Tim is a good manager. A couple of his people needed to be changed-one were changed, one will be changed. People say that this should have been done earlier. Most of his people have been OK. He's better than most hospital directors-his whole view of medicine is better. He's had honors reflecting that from leadership associations; he's held offices in them. His are not knee-jerk reactions to regulations but careful, considered decisions on the issues. In some places, you have center directors [chiefs] directing grants who aren't responsible to organizational objectives and patients. Tim works well within the system without disrupting their efforts. This is a result of his own efforts and him working with the people concerned. This is a major problem in some places: the policy under which center directors work is important. One center was spun off as an independent research group; this was done on an outside contract basis. It's been done both ways, depending on the thrust of a center, which I think is good.

He is a very stable, amiable, thoughtful fellow, well respected here, regionally, and nationally.

I would rate Tim's performance as excellent. He keeps a major operation going harmoniously. Complaints about him are mostly minor, compared to those about CEOs in institutions of this size elsewhere. Clashes between the voluntary physicians and the hospital occur elsewhere almost to the exclusion of the institution's needs. Practitioner complaints are related to practice. Some hospitals are not responsive to academic needs. Tim won't do things if the monies aren't there, unlike other places.

His techniques haven't changed over time. He's changed in response to changes in the system-the regulators, the strengths and weaknesses of the staff-what he's had to do to keep a big operation going. With managed care, we shall have to make changes. Hopefully, the way it's done, as with other changes, will be so as to get the best possible out of it. If you don't watch economics, they'll be dictating to you how to run the hospital.

Costs were watched all across the board, in personnel, equipment, supplies, and salaries. There is continuing surveillance; everyone's aware of cost-benefit ratios. When costs change, they react to it and do something about it.

Tim influences quality through selection of personnel. He's responsive to new technology as well. He sees every candidate for every major position; helps determine whether they get hired.

In most hospitals outside the Northeast, hospital directors are not MDs. It's almost impossible to translate the patient care implications of cost-effectiveness or quality to them. I've dealt with them. Non-MDs do at a big disadvantage not know medicine; they're at the mercy of the people giving them medical input, as far as knowing what the priorities should be. This doesn't result in as good an operation.

The hospital administrator's job depends on the whims of the practicing staff, and the administrator knows that. This makes for different priorities.

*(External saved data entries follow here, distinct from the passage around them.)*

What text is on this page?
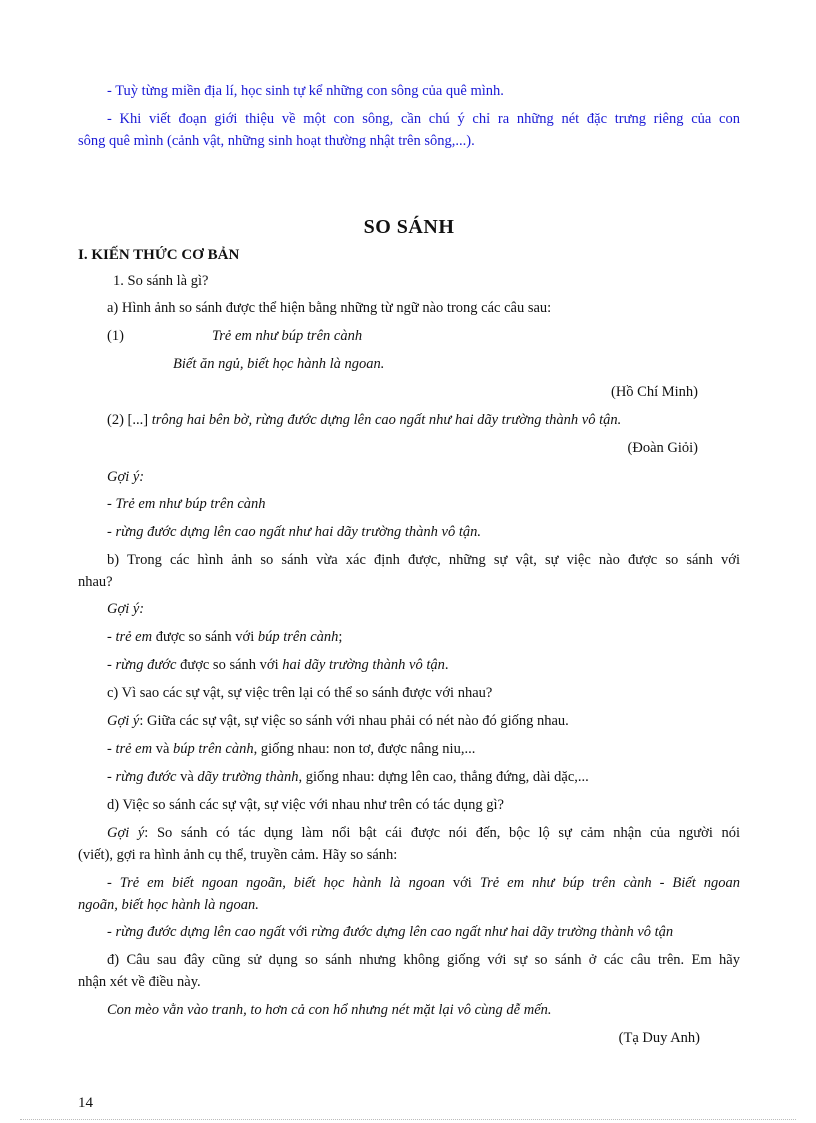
- Tuỳ từng miền địa lí, học sinh tự kể những con sông của quê mình.
- Khi viết đoạn giới thiệu về một con sông, cần chú ý chỉ ra những nét đặc trưng riêng của con
sông quê mình (cảnh vật, những sinh hoạt thường nhật trên sông,...).
SO SÁNH
I. KIẾN THỨC CƠ BẢN
1. So sánh là gì?
a) Hình ảnh so sánh được thể hiện bằng những từ ngữ nào trong các câu sau:
(1)	Trẻ em như búp trên cành
Biết ăn ngủ, biết học hành là ngoan.
(Hồ Chí Minh)
(2) [...] trông hai bên bờ, rừng đước dựng lên cao ngất như hai dãy trường thành vô tận.
(Đoàn Giỏi)
Gợi ý:
- Trẻ em như búp trên cành
- rừng đước dựng lên cao ngất như hai dãy trường thành vô tận.
b) Trong các hình ảnh so sánh vừa xác định được, những sự vật, sự việc nào được so sánh với
nhau?
Gợi ý:
- trẻ em được so sánh với búp trên cành;
- rừng đước được so sánh với hai dãy trường thành vô tận.
c) Vì sao các sự vật, sự việc trên lại có thể so sánh được với nhau?
Gợi ý: Giữa các sự vật, sự việc so sánh với nhau phải có nét nào đó giống nhau.
- trẻ em và búp trên cành, giống nhau: non tơ, được nâng niu,...
- rừng đước và dãy trường thành, giống nhau: dựng lên cao, thẳng đứng, dài dặc,...
d) Việc so sánh các sự vật, sự việc với nhau như trên có tác dụng gì?
Gợi ý: So sánh có tác dụng làm nổi bật cái được nói đến, bộc lộ sự cảm nhận của người nói
(viết), gợi ra hình ảnh cụ thể, truyền cảm. Hãy so sánh:
- Trẻ em biết ngoan ngoãn, biết học hành là ngoan với Trẻ em như búp trên cành - Biết ngoan
ngoãn, biết học hành là ngoan.
- rừng đước dựng lên cao ngất với rừng đước dựng lên cao ngất như hai dãy trường thành vô tận
đ) Câu sau đây cũng sử dụng so sánh nhưng không giống với sự so sánh ở các câu trên. Em hãy
nhận xét về điều này.
Con mèo vằn vào tranh, to hơn cả con hổ nhưng nét mặt lại vô cùng dễ mến.
(Tạ Duy Anh)
14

At a hospital I know, last week was the first time the hospital director met with all the chiefs at one time. Administrators maintain power by playing off one chief against another and against the voluntary staff. It takes a good manager to do things openly. The chiefs at those hospitals need a surveillance system to know about deals that will affect them. That's a major thing I appreciate in working here. That kind of politics can be extremely time-consuming.

The dean and director meet twice a week. This is important-it gets rid of a lot of that divide and conquers business. Deans use it as well as hospital directors. Meetings dispel that secret service stuff. There are places where the dean and director don't help each other, don't meet, have their own initiatives, and have collisions.

Unitary management of the medical school would be a disadvantage here: one institution would be favored. No one has both types of expertise. The present system works well.